The ever-provocative federal appeals court Judge Richard A. Posner has made news again, this time by voicing second thoughts about his 2007 decision to uphold Indiana’s voter ID law.
The ruling was later affirmed by a 6 to 3 vote of the Supreme Court. But Posner says, in a new book, that the Indiana law was of “a type . . . now widely regarded as a means of voter suppression rather than of fraud prevention.” In recent interviews, the judge chalked up his mistake to the plaintiff’s lawyers’ failure to present “strong indications that requiring additional voter identification would actually disenfranchise people entitled to vote.”
Some critics of voter ID laws may revel in Posner’s confession. I wish he’d kept his mouth shut. Not because I’m a fan of voter ID laws — I’m not — but because Posner’s casual mea culpa is improper behavior for a sitting federal judge.
The Code of Conduct for United States Judges discourages members of the bench from opining on the issues of the day. They may “speak, write, lecture, and teach on both law-related and nonlegal subjects,” as long as that doesn’t “detract from the dignity of the judge’s office” or “reflect adversely on the judge’s impartiality,” among other caveats.
Not the clearest line, to be sure — it has proved flexible enough to accommodate Posner’s vast opus, which, over the years, has included dozens of books and articles on subjects ranging from antitrust to sex, as well as a popular blog. HuffPost Live calls Posner “the premier American public intellectual” of our time.
Yet however blurry that line may be, by publicly recanting one of his decisions while still on the bench, Posner has finally crossed it.
His comments amount to intervention in a live political, and legal, issue, cloaked — whether or not he intends it — in the authority of his judicial office.
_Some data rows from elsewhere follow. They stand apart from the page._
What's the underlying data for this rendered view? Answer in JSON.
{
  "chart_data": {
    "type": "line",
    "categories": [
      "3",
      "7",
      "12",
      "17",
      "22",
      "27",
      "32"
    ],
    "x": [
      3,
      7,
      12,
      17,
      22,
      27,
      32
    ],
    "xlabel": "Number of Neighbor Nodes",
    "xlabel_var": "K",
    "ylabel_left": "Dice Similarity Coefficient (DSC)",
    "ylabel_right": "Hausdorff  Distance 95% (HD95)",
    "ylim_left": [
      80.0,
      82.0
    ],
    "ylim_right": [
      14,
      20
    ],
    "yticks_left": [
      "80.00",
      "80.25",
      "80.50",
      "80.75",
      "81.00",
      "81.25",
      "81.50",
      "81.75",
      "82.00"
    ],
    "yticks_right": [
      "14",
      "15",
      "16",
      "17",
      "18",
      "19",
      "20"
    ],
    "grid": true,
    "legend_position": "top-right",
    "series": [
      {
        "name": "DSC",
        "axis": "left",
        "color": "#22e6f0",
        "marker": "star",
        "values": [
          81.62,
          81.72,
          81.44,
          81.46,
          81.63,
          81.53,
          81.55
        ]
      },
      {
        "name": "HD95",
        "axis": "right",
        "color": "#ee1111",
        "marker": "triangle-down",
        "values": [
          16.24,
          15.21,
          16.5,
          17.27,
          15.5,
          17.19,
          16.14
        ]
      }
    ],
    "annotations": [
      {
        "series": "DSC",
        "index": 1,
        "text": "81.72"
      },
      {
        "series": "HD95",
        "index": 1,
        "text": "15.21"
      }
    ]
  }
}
Indeed, his comments carry the authority of someone who previously considered the matter in court and has now switched sides. It’s as if Harry Blackmun, the author of Roe v. Wade, came out against abortion rights while still a justice.
It doesn’t help matters that Posner’s confession of error contained a gratuitious slap at the losing lawyers or that it hinged on a vague notion of how the Indiana law, and others like it, are now “regarded.” As it happens, opinion polls consistently show that voter ID laws are popular among voters of both parties.
When I presented this data to Posner, he replied by e-mail, “That’s not my impression. I believe that all but one of the photo ID identification laws were passed by state legislatures that are Republican controlled.”
He and I could debate this forever. But that’s just the point — judges shouldn’t engage in the hurly-burly of political argument. It fosters the impression, corrosive to the rule of law, that there is no difference between a judicial process and a legislative one.
Posner isn’t overly troubled by such considerations. “I would like to see more realism about judges,” he said. Their rulings are not Olympian pronouncements but the products of factors ranging from black-letter law to personal opinion. He said he sees no reason for judges to be “bashful” about admitting mistakes.
This is a standard theme for Posner. Of course, it poses a contradiction: If it is realistic to be skeptical about judges’ capacity for deciding cases objectively, why should we trust their subsequent claims of error?
Posnerian realism is not quite the insight that he seems to think it is. As a wise philosopher said centuries ago, “Out of the crooked timber of humanity, no straight thing was ever made.” And that includes the rule of law.
I suppose Posner’s constant commentary makes his court more transparent, in the sense that it gives lawyers and potential litigants more information about his thinking. It’s just not the sort of transparency traditionally associated with a legitimate judicial process.
Would federal courts enjoy a better reputation if every judge spouted his views as freely as Posner does? A worse reputation? Before you answer, consider this less-publicized selection from his recent comments: “I don’t really share the widespread concern with surveillance by the NSA,” he told the Huffington Post. “If they want to read my emails, they’re welcome.”
The best judges maximize their impartiality, actual and perceived, even at the cost of self-restraint in their public statements. They do so because the public is entitled to a judicial process that earnestly aspires to fairness and objectivity, however elusive those goals might be. They understand that there is a fine line between realism and cynicism.
They understand that the American people give them $185,000 a year, plus life tenure, power and prestige, to be public servants — not public intellectuals.